Term for communism reconciliation

Reconcilee is a loose English translation for the Czech neologism word "upravenec" (pl. "upravenci") which denotes the émigrés from Communist Czechoslovakia who subsequently "reconciled" their relationship with the Communist régime.

== The origins ==
From 1948 until the end of the régime, unauthorized migration from Czechoslovakia was considered a crime. Between 1945 and 1987 172,659 people went into exile. After the Helsinki Accords, the Communist establishment wished to show some kind of mitigation of the thus far harsh attitude towards émigrés. Directive No. 4/1977 Official Journal of the Czech Socialist Republic, On Reconciliation Legal Relationships of Czechoslovak Socialist Republic to Citizens Who Stay Abroad Without a Permit of Czechoslovak Authorities, was adopted. Hence the term "upravenec".

== Categories ==
In 1980 there were 115,000 émigrés. Directives stipulated two categories of reconcilees:
1. those who wished to stay permanently abroad as citizens of Czechoslovakia (art. 3–5; 3,145 persons applied), or
2. those who wished cessation of citizenship of Czechoslovakia (art. 6–8; 4,533 applied).
A prerequisite to receive a status of upravenec was an application for a pardon of conviction for illegal emigration (12,486 applied) or being amnestied. Applicants had to pay large sums (officially the cost of education) and after reconciliation were allowed to visit Communist Czechoslovakia with no obstacles.

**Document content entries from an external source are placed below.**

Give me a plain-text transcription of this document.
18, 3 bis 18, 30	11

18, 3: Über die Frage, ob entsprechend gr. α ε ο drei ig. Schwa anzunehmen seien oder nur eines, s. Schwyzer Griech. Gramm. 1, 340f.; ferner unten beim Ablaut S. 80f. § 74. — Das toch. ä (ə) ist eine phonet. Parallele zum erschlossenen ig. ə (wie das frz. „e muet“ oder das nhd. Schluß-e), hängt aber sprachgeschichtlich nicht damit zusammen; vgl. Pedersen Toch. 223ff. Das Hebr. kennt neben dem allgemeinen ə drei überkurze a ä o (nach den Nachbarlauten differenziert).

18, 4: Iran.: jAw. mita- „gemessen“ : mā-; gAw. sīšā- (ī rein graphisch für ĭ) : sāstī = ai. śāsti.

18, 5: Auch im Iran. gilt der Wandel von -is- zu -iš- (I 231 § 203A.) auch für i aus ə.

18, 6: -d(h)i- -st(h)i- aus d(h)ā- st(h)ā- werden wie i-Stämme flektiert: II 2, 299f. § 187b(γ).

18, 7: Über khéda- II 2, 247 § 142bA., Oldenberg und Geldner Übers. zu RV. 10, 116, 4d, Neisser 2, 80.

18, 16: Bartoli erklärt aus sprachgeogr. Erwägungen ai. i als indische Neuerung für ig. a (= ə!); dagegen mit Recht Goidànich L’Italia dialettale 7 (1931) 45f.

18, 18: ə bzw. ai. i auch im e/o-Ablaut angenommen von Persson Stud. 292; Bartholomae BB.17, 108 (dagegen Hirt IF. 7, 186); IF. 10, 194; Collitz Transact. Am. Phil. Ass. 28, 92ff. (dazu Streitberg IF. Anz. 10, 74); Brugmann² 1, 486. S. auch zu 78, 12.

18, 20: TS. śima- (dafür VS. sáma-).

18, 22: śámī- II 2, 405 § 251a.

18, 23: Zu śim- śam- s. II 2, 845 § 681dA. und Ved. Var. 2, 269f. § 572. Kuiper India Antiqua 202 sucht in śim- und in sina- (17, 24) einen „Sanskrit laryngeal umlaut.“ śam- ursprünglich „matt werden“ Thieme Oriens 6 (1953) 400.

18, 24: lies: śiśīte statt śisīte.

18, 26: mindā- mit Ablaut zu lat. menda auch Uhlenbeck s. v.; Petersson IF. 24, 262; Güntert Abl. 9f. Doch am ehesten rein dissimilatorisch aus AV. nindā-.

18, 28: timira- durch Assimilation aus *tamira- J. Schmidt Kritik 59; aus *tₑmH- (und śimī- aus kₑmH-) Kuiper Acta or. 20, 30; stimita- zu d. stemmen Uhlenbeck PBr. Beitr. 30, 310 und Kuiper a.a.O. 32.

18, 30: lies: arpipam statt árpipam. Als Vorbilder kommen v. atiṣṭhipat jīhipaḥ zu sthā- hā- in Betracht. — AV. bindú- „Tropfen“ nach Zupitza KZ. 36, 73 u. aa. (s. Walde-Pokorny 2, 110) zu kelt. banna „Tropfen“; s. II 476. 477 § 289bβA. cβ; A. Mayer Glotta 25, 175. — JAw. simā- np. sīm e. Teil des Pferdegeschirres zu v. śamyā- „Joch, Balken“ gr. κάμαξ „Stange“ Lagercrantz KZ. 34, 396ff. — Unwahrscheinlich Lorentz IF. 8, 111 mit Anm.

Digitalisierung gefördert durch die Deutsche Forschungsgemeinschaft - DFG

Those who wished to return to Czechoslovakia (art. 2 — first category; 452 persons applied) were called "navrátilci" (returnees). Directives also identified a further category of émigrés — enemies of the Communist régime (art. 9–12). These were deprived of Czechoslovak citizenship and prohibited from visiting Czechoslovakia. (They thus could not be ranked among returnees or reconcilees.)

== Controversy ==
The unsuspendable condition for reconciliation was "good or neutral relationship" towards the Communist régime. Upravenci were therefore disliked by much of the rest of the exile community and called collaborators. Most reconcilees hid their reconciliation, and speculative accusation of being a upravenec was considered a slur. The famous Czech author Josef Škvorecký wrote satiric short stories about them. Hard-line émigrés speculated that upravenci were confidants of the Communist secret police.